Thomson Reuters has launched a new solution designed to counter trade-based money laundering (TBML).

While the tool, pitched at banks and other financial sector organisations, manages risk across the trade finance cycle, the vendor is pushing its compatibility with the latest TBML guidelines from the monetary authorities in Hong Kong and Singapore, respectively.

Both authorities have been clamping down on TBML breaches of late, as part of a wider move to clean up their financial sectors. Earlier this year, the Hong Kong Monetary Authority (HKMA) collaborated with the Hong Kong Association of Banks (HKAB) to produce a guidance paper on combating the practice.

Banks that adopt the recommended practices will be seen by the HKMA as meeting their obligations in the jurisdiction.
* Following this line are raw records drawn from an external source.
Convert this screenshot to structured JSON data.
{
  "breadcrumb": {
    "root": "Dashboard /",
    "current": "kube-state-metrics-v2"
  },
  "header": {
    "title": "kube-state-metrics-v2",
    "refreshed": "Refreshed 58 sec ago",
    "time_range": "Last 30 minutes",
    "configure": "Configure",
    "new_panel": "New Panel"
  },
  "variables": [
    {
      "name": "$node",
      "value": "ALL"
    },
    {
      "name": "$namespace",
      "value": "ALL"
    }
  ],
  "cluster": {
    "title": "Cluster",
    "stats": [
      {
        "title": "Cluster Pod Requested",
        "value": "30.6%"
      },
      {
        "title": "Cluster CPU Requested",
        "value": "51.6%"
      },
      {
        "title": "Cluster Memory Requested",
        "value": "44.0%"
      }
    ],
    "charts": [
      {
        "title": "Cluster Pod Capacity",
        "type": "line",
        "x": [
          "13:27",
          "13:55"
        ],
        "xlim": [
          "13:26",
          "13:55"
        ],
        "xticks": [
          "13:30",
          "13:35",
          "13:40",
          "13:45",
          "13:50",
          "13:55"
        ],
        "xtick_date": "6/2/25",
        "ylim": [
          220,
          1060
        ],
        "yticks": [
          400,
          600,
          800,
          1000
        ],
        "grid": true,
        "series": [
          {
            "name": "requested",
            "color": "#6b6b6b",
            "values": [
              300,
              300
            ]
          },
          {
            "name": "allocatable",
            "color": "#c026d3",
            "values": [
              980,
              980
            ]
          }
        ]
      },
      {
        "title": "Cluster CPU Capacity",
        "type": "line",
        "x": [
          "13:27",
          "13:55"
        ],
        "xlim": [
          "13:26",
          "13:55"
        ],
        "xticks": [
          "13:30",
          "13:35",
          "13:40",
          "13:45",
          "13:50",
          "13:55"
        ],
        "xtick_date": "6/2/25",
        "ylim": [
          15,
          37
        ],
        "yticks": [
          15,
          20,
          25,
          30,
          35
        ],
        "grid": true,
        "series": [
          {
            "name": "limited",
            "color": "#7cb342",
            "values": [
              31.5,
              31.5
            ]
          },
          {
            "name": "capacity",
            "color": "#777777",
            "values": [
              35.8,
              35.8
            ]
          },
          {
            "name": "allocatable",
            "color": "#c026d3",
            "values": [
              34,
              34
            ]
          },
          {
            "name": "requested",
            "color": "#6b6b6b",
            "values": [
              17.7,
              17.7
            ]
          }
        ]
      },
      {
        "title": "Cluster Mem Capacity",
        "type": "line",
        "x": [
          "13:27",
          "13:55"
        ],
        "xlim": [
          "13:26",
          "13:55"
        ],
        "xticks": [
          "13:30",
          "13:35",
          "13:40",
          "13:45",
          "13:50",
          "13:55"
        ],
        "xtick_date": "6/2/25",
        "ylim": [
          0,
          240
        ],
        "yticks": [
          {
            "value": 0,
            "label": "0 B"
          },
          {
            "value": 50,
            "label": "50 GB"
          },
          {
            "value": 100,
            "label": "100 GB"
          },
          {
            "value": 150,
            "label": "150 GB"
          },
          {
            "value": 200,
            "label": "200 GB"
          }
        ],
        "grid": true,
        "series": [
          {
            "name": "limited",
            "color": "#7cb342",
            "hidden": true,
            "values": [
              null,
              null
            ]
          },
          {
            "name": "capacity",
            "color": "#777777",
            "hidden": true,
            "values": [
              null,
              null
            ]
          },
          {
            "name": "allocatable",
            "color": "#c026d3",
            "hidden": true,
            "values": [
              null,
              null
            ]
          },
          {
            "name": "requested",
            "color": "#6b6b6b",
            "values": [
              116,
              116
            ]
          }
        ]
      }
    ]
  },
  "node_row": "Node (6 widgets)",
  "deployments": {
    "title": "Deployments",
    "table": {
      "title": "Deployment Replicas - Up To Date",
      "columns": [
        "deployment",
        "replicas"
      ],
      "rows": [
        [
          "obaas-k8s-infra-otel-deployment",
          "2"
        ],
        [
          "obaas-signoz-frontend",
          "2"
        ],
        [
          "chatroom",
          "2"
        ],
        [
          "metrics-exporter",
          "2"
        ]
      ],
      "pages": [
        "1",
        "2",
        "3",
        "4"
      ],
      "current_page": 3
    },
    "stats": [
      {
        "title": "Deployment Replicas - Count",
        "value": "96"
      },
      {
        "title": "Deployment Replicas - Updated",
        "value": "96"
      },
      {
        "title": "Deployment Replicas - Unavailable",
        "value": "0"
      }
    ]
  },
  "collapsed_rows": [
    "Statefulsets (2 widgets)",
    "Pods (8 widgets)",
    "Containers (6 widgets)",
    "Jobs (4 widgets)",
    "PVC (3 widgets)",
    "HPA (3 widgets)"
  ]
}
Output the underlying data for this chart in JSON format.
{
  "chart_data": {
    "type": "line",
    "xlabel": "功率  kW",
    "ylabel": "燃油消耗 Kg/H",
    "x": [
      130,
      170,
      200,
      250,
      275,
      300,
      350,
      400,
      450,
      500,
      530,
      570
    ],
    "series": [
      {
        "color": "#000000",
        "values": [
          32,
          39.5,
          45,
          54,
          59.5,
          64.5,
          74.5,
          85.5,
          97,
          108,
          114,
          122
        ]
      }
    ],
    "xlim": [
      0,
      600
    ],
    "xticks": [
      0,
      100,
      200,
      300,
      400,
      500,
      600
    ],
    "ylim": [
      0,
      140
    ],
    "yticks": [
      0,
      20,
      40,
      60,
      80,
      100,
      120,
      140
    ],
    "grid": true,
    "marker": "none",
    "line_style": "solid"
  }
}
The Monetary Authority of Singapore (MAS) launched a similar initiative in 2015.

While other authorities have yet to catch-up, the connectivity of Hong Kong and Singapore and the fact that counterparties that trade in or out of each district will also have to comply, means their policies have far-reaching effects.

“The reality of global trade is that no one can really operate in isolation, Singapore has 195 direct trading partners and Hong Kong has 182 direct trading partners. What this essentially means is that both countries combined have direct trading relationships with 197 countries [including bilaterally with each other].

“Therefore, the MAS and HKMA guidelines have an immediate implication to essentially the entire global trade and supply chain,” BC Tan, head of client and third-party risk, Asia Pacific at Thomson Reuters, tells GTR.

The company’s Trade Finance, Regulations, Audit and Control (TRAC) tool’s functionalities include: screening of vessels and third-parties, shipment tracking, regulatory reporting and transaction monitoring.

It uses Thomson Reuters’ World-Check for compliance screening, Eikon for price validation and shipment tracking as well as OneSource for dual-goods screening.

It uses the company’s proprietary data on commodity prices, and allows companies to build in their own intelligence and knowledge on pricing benchmarking and variance.

Tan says: “The idea of TRAC is to replace the currently disparate activities of different departments within the trade finance business onto a single unified platform that efficiently links up all the interdependent activities of trade processing with strong market data, risk intelligence, audit functionality and controls.”

He confirms that the solution will be rolled out globally in 2017, by which stage he expects “increasing momentum for tighter controls following the lead of MAS and HKMA”.